Treatment began within an hour, with Mr Durrant describing how “little pieces of rotting meat” were being removed from his foot, as the wound was debrided.
Mr Durrant was admitted to Wagga Base Hospital for surgery on his foot and staff found there were also issues with the circulation in his leg.
A second surgery was later needed to deal with a further infection.
“Sadly, we have a situation where type two diabetes is just increasing. On the journey I’ve been on, and mine’s been relatively mild, I mean I’ve walked out with a foot and leg, and a lot of people don’t,” Mr Durrant said.
“I was in the surgical ward and the number of people up there who had toes missing, the top of their feet missing, legs missing, is extraordinary. So I consider myself lucky.
“If you have diabetes, you need to check your feet.”
This is the first time a coordinated foot service has been available for patients in the region.

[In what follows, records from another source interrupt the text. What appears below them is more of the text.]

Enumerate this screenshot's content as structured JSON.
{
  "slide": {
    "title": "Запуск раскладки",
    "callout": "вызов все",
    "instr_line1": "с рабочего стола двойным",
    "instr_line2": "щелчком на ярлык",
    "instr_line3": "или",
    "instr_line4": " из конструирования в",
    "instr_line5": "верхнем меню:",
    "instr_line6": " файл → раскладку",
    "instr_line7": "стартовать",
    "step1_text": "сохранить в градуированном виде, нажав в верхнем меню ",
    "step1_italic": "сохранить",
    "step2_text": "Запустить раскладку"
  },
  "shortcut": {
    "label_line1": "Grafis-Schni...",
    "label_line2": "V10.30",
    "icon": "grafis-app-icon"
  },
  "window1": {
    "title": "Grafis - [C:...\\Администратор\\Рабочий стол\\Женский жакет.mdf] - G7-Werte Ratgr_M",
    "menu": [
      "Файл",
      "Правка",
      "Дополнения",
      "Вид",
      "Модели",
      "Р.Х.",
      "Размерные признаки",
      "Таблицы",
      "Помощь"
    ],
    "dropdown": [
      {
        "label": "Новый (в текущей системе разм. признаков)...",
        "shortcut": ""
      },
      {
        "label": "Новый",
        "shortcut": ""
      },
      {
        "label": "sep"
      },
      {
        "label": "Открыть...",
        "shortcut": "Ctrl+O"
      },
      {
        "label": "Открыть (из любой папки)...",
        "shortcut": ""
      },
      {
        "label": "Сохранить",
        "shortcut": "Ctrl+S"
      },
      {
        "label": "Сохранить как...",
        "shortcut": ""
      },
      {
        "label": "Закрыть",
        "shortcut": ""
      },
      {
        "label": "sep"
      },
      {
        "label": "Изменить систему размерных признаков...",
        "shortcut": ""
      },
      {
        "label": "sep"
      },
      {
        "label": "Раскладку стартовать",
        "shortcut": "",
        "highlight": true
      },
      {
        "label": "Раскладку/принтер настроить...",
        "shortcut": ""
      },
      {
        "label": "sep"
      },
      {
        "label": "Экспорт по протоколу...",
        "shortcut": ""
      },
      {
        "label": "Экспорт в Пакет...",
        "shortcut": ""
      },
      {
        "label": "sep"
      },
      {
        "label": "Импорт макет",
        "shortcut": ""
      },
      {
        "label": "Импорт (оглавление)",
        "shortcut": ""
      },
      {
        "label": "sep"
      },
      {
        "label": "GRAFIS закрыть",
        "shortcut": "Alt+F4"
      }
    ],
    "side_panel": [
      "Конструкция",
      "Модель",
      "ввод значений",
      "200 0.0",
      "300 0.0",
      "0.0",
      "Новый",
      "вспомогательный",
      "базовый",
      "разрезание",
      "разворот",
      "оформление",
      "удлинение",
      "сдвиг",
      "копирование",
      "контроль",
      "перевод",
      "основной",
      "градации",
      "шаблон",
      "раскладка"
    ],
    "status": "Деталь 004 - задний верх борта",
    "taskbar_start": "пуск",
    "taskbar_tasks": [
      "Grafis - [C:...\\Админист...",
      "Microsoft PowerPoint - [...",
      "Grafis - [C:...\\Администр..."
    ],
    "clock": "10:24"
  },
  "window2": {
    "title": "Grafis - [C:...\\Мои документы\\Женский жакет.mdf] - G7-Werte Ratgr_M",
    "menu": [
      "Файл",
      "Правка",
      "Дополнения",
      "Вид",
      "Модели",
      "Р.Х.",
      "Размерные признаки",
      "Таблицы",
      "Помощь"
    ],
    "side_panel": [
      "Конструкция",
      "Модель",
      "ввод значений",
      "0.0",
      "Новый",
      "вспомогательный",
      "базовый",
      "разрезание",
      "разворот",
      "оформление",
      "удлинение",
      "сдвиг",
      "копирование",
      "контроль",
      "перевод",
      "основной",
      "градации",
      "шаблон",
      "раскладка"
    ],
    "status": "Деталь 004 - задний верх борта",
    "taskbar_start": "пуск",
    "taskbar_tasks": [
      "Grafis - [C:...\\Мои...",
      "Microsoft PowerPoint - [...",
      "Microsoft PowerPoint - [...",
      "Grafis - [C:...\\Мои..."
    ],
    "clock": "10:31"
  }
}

“Foot ulceration and lower limb amputations are a leading cause of hospitalisation for people with diabetes,” said transitional nurse practitioner Leah Brown, who coordinates the new service.
"The key to prevention is early detection and appropriate management," she said.
The service, accessed via a GP referral, is staffed by a podiatrist, wound nurse practitioner and diabetes nurse practitioner.